Firstly, they use Convolutional Neural Networks (CNN) to form and capture spatial patterns and features from image data. There are several layers to this process, beginning with identifying the edges or boundaries between one thing and another in an image, but gradually developing this toward helping the AI to classify images and objects (eg humans, paperweights, coffee cups, etc).

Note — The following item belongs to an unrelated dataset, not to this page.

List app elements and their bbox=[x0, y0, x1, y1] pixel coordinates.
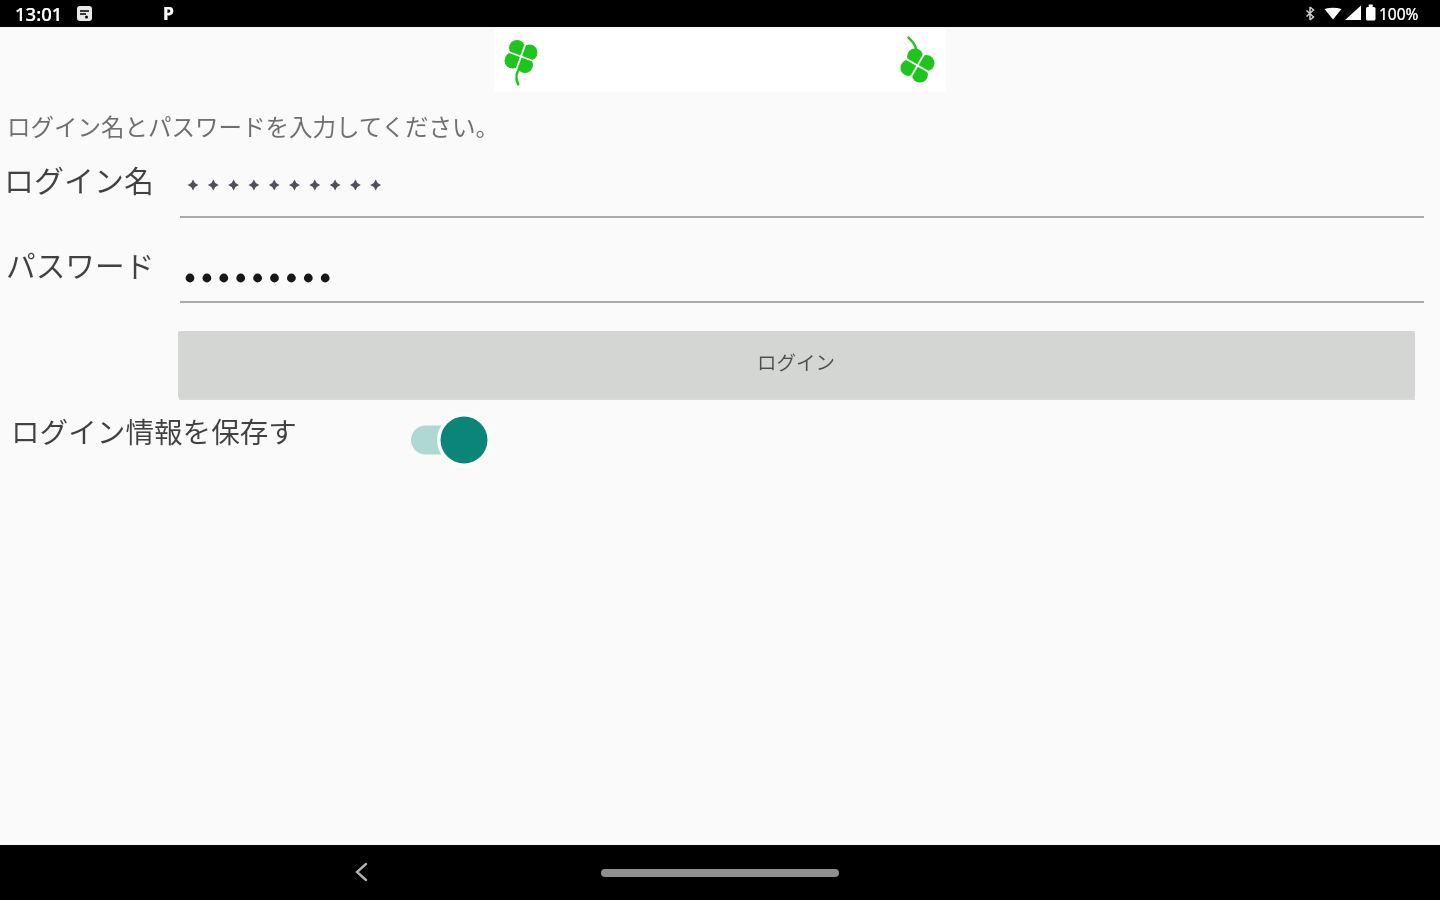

Two, different types of CNN are used to form a Generative Adversarial Network or GAN, which purposefully competes against itself through a process of generation and discrimination. The generator part does as you may expect: generates. Initially, this is very basic shapes, patterns, and vectors, but over time it works toward patterns and increasingly realistic images. The discriminator helps this development, taking information from the training data and comparing it with potential outputs from the generative aspect of the network for improvements and distinctions between generated and real images.
Again, creativity here should be understood more as probabilistic productivity that responds to prompts and inputs from a human agent.